The Militant(logo) 
    Vol.62/No.22           June 8, 1998 
 
 
Socialist Workers Campaign In Minnesota Announces Candidates  

BY JEFF JONES
Minneapolis - Supporters of the Minnesota Socialist Workers campaign rallied here May 1 to announce the party's candidates for governor and U.S. Congress. Heading the socialist ticket is gubernatorial candidate Tom Fiske.

Tony Lane, a worker at Northwest Airlines and member of International Association of Machinists (IAM), chaired the rally. Lane described some of the actions he and his co- workers around the country have taken to press for a contract after 19 months of fruitless negotiations.

This increased combativity, Lane pointed out, has resulted in increased discussion on the job on a broad range of political questions. That is what stood behind the success campaign supporters experienced earlier that afternoon, said Lane, selling 21 copies of the Militant to Northwest workers at the plant gate.

Michael Pennock, a member of Oil, Chemical and Atomic Workers Local 6-418 and Socialist Workers candidate for U.S. Congress in the fifth district, told the audience, "Our campaign stands 100 percent with the Minneapolis Black community and its supporters in protests against police brutality in this city." Pennock pointed to the victory earlier this year when a campaign of protest meetings and a successful march on Martin Luther King Day compelled Hennepin County prosecutor and gubernatorial candidate Michael Freeman to drop charges against Lawrence Miles Jr., a victim of a police shooting.

Pennock, who has participated in actions supporting an NAACP lawsuit against the state of Minnesota calling for an end to de facto segregation in Minneapolis schools, pointed to the campaign against cop brutality as an example of the type of political action needed to defend Black rights.
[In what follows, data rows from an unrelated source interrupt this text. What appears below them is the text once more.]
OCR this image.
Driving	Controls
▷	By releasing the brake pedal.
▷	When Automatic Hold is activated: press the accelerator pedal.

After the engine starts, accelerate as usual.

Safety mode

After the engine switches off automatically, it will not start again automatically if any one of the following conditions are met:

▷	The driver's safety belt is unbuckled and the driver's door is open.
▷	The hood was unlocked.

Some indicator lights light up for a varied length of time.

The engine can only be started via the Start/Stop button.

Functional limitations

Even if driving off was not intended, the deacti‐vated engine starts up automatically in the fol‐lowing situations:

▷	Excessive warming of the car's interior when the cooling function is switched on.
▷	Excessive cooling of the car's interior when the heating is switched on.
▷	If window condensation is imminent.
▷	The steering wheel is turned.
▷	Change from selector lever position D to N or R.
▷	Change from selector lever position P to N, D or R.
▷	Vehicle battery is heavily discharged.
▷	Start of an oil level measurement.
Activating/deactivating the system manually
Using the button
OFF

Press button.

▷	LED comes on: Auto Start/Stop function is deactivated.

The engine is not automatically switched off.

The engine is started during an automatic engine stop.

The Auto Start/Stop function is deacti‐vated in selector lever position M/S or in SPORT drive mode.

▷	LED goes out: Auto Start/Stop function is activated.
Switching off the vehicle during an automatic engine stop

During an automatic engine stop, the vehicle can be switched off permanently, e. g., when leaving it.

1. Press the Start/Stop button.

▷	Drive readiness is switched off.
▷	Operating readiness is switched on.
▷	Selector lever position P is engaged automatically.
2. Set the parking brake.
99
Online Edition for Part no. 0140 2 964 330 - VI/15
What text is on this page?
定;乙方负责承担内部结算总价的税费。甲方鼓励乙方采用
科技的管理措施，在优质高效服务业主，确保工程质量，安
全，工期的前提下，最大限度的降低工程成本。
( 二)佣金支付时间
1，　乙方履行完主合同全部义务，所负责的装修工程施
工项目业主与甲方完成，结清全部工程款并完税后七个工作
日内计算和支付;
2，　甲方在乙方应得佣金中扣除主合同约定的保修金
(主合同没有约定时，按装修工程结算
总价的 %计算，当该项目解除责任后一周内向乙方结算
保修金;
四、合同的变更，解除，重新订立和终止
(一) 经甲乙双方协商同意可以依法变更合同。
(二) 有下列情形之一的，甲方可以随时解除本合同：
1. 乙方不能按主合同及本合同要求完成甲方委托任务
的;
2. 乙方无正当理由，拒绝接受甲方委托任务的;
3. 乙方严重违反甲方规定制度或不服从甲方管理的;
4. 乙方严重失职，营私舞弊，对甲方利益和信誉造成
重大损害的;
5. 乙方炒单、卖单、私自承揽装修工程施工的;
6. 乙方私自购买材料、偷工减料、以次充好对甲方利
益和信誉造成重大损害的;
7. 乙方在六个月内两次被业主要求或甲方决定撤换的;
Pennock urged participation in a May 16 NAACP-sponsored march for school desegregation.

Tom Fiske, a member of the IAM Local 1037 and Socialist Workers candidate for governor, was the rally's featured speaker. Fiske highlighted the "sea change" occurring in the ranks of the working class internationally. The new mood of combativity so evident among Northwest unionists is part of a more general trend among workers, said Fiske. "This resistance [of the Northwest workers] is the product of workers' experiences, a new sense of solidarity created through overcoming divisions and watching other workers win.

"These fights, such as that of the Caterpillar workers, the broad working-class resistance in France, the Australian dock workers' strike, the general strike in Denmark, the Case workers' contract rejection, and the Titan rubber workers' strike, help workers begin to see the class reality and the possibilities for the labor movement taking on broader social issues," Fiske explained.

Taking on such social questions and defending the existence of trade unions is totally intertwined, said Fiske, pointing to the example of the fight for immigrant workers' rights and the fight to organize strawberry workers in California.

The ruling-class assault on working people and their unions, said Fiske, is part of its drive toward war abroad. To go to war, the capitalist rulers will need to housebreak the unions and muzzle critics of its war drive. "The biggest prize in their drive toward war...remains the goal of grabbing and overturning the workers states in Eastern Europe and Russia," Fiske explained. "The rulers' debate on NATO expansion revolves around how best to tackle directly the progressive social relations established in these countries."

Fiske said that the Socialist Workers campaign is going wherever there's working- class resistance: a demonstration for Puerto Rican independence, strike picket lines, and meetings against the U.S. embargo of Cuba.

The final speaker of the evening was Gaetan Whiston, a member of the United Steelworkers of American and a leader of the Young Socialists. Whiston pledged the support of the revolutionary youth organization for the campaign and made an appeal for funds to get the campaign started, which netted $770 in pledges and contributions.

Joining Fiske and Pennock as part of the Minnesota slate are John Hawkins, candidate for lieutenant governor, and Heather Wood, candidate for U.S. Congress in the fourth congressional district. Both are members of United Steelworkers of America Local 7263 at North Star Steel.